Fat chance. I can think of exactly zero examples where a photo shared on social media, or even on Whatsapp, has its metadata intact. This is frustrating to me because often it's the only way to get a photo from computer illiterates, and I like my EXIF data, specifically, the exact time/date the picture was taken.
Inserting fake sensor readings is plausible but complicated enough I doubt any but state actors would or could bother.
Even this standard only raises the cost to create fake images to 100K would be fantastic for journalism and democracy. Much better than the cost being $0.
What DoF/focal length metadata?
Then why not replace the sensor entirely and send fake sensor data? It would be difficult to fake depth of field changes in response to camera's focus motor moving. If I were a security researcher, I would really try to see if the camera is smart enough to tell if the sensor data is fake.
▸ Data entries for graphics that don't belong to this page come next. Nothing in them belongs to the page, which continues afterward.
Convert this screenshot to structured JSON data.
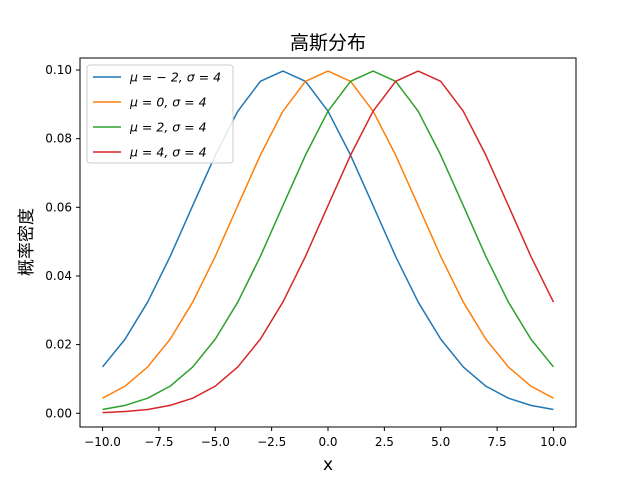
{
  "chart_data": {
    "type": "line",
    "title": "高斯分布",
    "xlabel": "x",
    "ylabel": "概率密度",
    "xlim": [
      -11,
      11
    ],
    "ylim": [
      -0.004,
      0.1035
    ],
    "grid": false,
    "legend_position": "top-left",
    "x_ticks": [
      "−10.0",
      "−7.5",
      "−5.0",
      "−2.5",
      "0.0",
      "2.5",
      "5.0",
      "7.5",
      "10.0"
    ],
    "x_tick_values": [
      -10,
      -7.5,
      -5,
      -2.5,
      0,
      2.5,
      5,
      7.5,
      10
    ],
    "y_ticks": [
      "0.00",
      "0.02",
      "0.04",
      "0.06",
      "0.08",
      "0.10"
    ],
    "y_tick_values": [
      0,
      0.02,
      0.04,
      0.06,
      0.08,
      0.1
    ],
    "x": [
      -10,
      -9,
      -8,
      -7,
      -6,
      -5,
      -4,
      -3,
      -2,
      -1,
      0,
      1,
      2,
      3,
      4,
      5,
      6,
      7,
      8,
      9,
      10
    ],
    "series": [
      {
        "name": "μ = − 2, σ = 4",
        "color": "#1f77b4",
        "values": [
          0.0135,
          0.0216,
          0.0324,
          0.0457,
          0.0605,
          0.0752,
          0.088,
          0.0967,
          0.0997,
          0.0967,
          0.088,
          0.0752,
          0.0605,
          0.0457,
          0.0324,
          0.0216,
          0.0135,
          0.0079,
          0.0044,
          0.0023,
          0.0011
        ]
      },
      {
        "name": "μ = 0, σ = 4",
        "color": "#ff7f0e",
        "values": [
          0.0044,
          0.0079,
          0.0135,
          0.0216,
          0.0324,
          0.0457,
          0.0605,
          0.0752,
          0.088,
          0.0967,
          0.0997,
          0.0967,
          0.088,
          0.0752,
          0.0605,
          0.0457,
          0.0324,
          0.0216,
          0.0135,
          0.0079,
          0.0044
        ]
      },
      {
        "name": "μ = 2, σ = 4",
        "color": "#2ca02c",
        "values": [
          0.0011,
          0.0023,
          0.0044,
          0.0079,
          0.0135,
          0.0216,
          0.0324,
          0.0457,
          0.0605,
          0.0752,
          0.088,
          0.0967,
          0.0997,
          0.0967,
          0.088,
          0.0752,
          0.0605,
          0.0457,
          0.0324,
          0.0216,
          0.0135
        ]
      },
      {
        "name": "μ = 4, σ = 4",
        "color": "#d62728",
        "values": [
          0.0002,
          0.0005,
          0.0011,
          0.0023,
          0.0044,
          0.0079,
          0.0135,
          0.0216,
          0.0324,
          0.0457,
          0.0605,
          0.0752,
          0.088,
          0.0967,
          0.0997,
          0.0967,
          0.088,
          0.0752,
          0.0605,
          0.0457,
          0.0324
        ]
      }
    ]
  }
}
> take a photo of a sufficiently high-resolution display
A 60 MP display? (10000x6000 resolution? I want one!!!) That would still make pixels visible. I suspect a display at least 4x larger would be needed. And it needs to be curved, or the out-of-focus corners will ruin the illusion.
The signature just says who took the picture, not that the image is not ai generated.
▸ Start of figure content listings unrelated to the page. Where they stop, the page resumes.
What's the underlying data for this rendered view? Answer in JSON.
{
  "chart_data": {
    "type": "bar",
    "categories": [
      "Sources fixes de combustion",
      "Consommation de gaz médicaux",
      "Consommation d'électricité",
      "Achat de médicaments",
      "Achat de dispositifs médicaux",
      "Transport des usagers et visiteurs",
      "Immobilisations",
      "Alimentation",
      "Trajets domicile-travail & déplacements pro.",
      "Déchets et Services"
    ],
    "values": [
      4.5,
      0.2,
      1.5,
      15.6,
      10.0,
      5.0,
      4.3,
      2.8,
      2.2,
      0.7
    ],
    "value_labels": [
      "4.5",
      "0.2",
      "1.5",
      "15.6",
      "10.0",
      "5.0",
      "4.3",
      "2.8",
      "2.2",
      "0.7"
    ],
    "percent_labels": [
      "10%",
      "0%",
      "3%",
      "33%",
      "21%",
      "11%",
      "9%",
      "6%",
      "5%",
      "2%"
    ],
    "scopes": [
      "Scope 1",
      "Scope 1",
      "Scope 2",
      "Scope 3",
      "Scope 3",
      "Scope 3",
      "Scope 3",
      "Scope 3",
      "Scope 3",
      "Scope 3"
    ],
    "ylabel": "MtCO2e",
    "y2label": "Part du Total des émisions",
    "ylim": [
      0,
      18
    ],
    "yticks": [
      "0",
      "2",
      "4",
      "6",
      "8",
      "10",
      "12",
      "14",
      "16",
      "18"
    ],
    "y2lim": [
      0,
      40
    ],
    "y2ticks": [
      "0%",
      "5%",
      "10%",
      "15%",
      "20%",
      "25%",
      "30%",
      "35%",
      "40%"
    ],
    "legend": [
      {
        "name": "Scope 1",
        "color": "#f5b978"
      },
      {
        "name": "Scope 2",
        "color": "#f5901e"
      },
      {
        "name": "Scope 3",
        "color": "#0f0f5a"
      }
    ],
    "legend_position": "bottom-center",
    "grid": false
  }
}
However, I think the digital signing is a good way to provide the photographer with proof that the picture in the paper/competition is the picture that they made with the camera and not their pal Midjourney.
Why they put it in such a sluggish contraption, I don’t know, but probably a good place to start compared to a Z9 and trying to tag pictures at 500 frames a second or whatever.
Canon (maybe others) offered a similar feature from the very early days of digital, with a module for the 1Dx at least that would cryptographically sign files the camera generated to say "this is what the sensor saw". Typically it was marketed to law enforcement, because there was a wariness around digital photography as evidence even in the early days.
So you can sign a fake photo that you modified and its provenance from that point on is traceable. But you still wouldn’t know if the photo was captured authentically.
I guess it doesn’t matter — this is about traceability rather than authenticity.
The point is to prove that the image was taken in the real world, to stakeholders that might not necessarily take your word for it otherwise.
But here is an alternative:
You pass an image through a lens, you take photo from the camera. Now, having the input original AI-generated image and photo with the artifacts you calculate what changes your camera introduces. You reverse it to know what needs to be modified in original image to get photo exactly as you want. If one pass does not suffice, you do multiple passes.
Yes, it is easy, as in a CS or math student can do it.
As ever, yes it can be faked (by taking A picture of a screen for example) but it ups the cost of faking a massive amount from where it is currently
https://it.slashdot.org/story/10/12/03/2133218/canons-image-...
You can already sign a JPEG with your GPG key; that won’t convince anyone that it wasn’t actually photoshopped or outright generated by AI.
The point here is to have a more trusted hardware vendor vouch for their camera not being easy to trick into signing arbitrary data, but only actual images it took itself.
Of course that also puts a lot of pressure on the key generation, storage and processing mechanism of that vendor; trusted computing in this scenario (i.e. the adversary has unrestricted and persistent access to the system) isn’t easy to get right.